A) In the conventional model, Drosophila pairs homologs because it supports a pairing activity that evolved specifically in the Dipteran lineage. In this viewpoint, both pairing and anti-pairing activity would be absent in human cells. An alternative explanation posits that all organisms support both pairing and anti-pairing activities, the relative strengths of which differ between Drosophila and humans. Importantly, this model predicts that disruption of anti-pairing in humans will induce ectopic pairing and potentially predispose individuals to disease, a notion that is consistent with the pairing of chromosome 19q in renal oncocytomas by Koeman et al. [84]. B) Two models of Drosophila transvection are shown. On the left, the enhancer of a promoter-less gene acts in trans on the promoter of a paired, enhancer-less homolog [39, 102]. Deficiencies are denoted as (). On the right, the gain-of-function zeste¹ mutation (denoted at Z¹) is required to repress paired white genes.
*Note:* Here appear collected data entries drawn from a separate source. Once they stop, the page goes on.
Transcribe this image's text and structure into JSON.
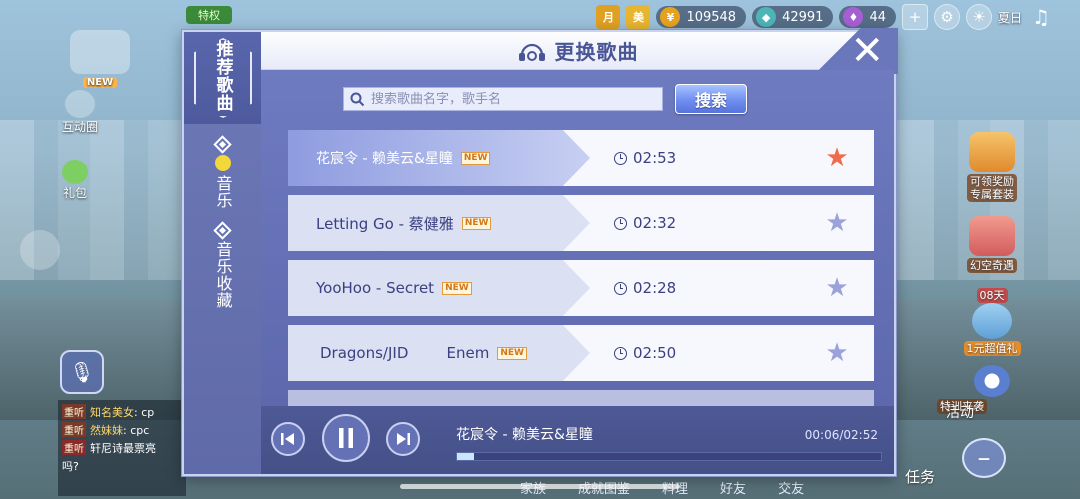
{
  "hud": {
    "left_badge": "特权",
    "gold": "109548",
    "gems": "42991",
    "diamonds": "44",
    "label_rank": "月",
    "label_mascot": "美",
    "weather": "夏日"
  },
  "left_widgets": {
    "new_badge": "NEW",
    "interaction": "互动圈",
    "gift": "礼包"
  },
  "chat": [
    {
      "tag": "重听",
      "user": "知名美女",
      "text": ": cp"
    },
    {
      "tag": "重听",
      "user": "然妹妹",
      "text": ": cpc"
    },
    {
      "tag": "重听",
      "user": "轩尼诗最票亮",
      "text": ""
    },
    {
      "tag": "",
      "user": "",
      "text": "吗?"
    }
  ],
  "right_widgets": {
    "reward": "可领奖励\n专属套装",
    "fantasy": "幻空奇遇",
    "days": "08天",
    "deal": "1元超值礼",
    "training": "特训来袭",
    "activity": "活动",
    "task": "任务"
  },
  "bottom_nav": [
    "家族",
    "成就图鉴",
    "料理",
    "好友",
    "交友"
  ],
  "dialog": {
    "title": "更换歌曲",
    "tabs": [
      {
        "label": "推荐歌曲",
        "active": true
      },
      {
        "label": "音乐",
        "active": false
      },
      {
        "label": "音乐收藏",
        "active": false
      }
    ],
    "search": {
      "placeholder": "搜索歌曲名字，歌手名",
      "button": "搜索"
    },
    "songs": [
      {
        "title": "花宸令 - 赖美云&星瞳",
        "badge": "NEW",
        "duration": "02:53",
        "favorite": true,
        "playing": true
      },
      {
        "title": "Letting Go - 蔡健雅",
        "badge": "NEW",
        "duration": "02:32",
        "favorite": false,
        "playing": false
      },
      {
        "title": "YooHoo - Secret",
        "badge": "NEW",
        "duration": "02:28",
        "favorite": false,
        "playing": false
      },
      {
        "title": "Dragons/JID        Enem",
        "badge": "NEW",
        "duration": "02:50",
        "favorite": false,
        "playing": false
      }
    ],
    "player": {
      "now_playing": "花宸令 - 赖美云&星瞳",
      "elapsed_total": "00:06/02:52",
      "progress": 0.04
    }
  },
  "colors": {
    "accent": "#5d68ad",
    "favorite_star": "#f06a4c",
    "inactive_star": "#9aa2d9",
    "title_text": "#4a5596"
  }
}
Vertical lines represent homolog pairing interactions [103].

Figure 2

Three evolutionary models to explain the singular ability of Dipterans to support genome-wide somatic pairing. The leftmost figure suggests that Dipterans evolved de novo a genome-wide mechanism for somatic pairing, while the middle figure suggests that a capacity for pairing had been pre-existing in the common ancestor of Dipterans and other organisms but was lost in all but the Dipteran lineage. The rightmost figure depicts an explanation wherein the paired state reflects a balance of antagonistic activities, one that promotes pairing and another that prevents pairing (anti-pairing), both of which were present in the common ancestor. A shift in balance toward pairing and anti-pairing activity would be favored in the Dipteran and human lineages, respectively.

Figure 3

Model for how intrachromosomal (cis) interactions (e.g. compaction, looping, CT formation) might influence the potential for interchromosomal interactions (trans) (e.g. pairing, recombination, translocations). We note that this antagonistic relationship between intra- and interchromosomal interactions might also be observed at the gene- or chromosome-specific level.

Figure 4

A) As is the case with other genetic material, genome organization might be subject to alteration and then inheritance in its altered state, such as through cell division (top row). Furthermore, alterations transferred to the germline from the soma or occurring de novo in the germline would have the potential to be inherited by subsequent generations. Alterations might arise via error, mutation, stress, stochastic processes, and/or even developmentally directed cues. B) Pairing may enable cells to assess and respond to the degree of heterogeneity between parental genomes. Depending on whether it occurs in the germline or soma, this process would have the potential to alter genomic diversity in the next generation or in a population of somatic cells.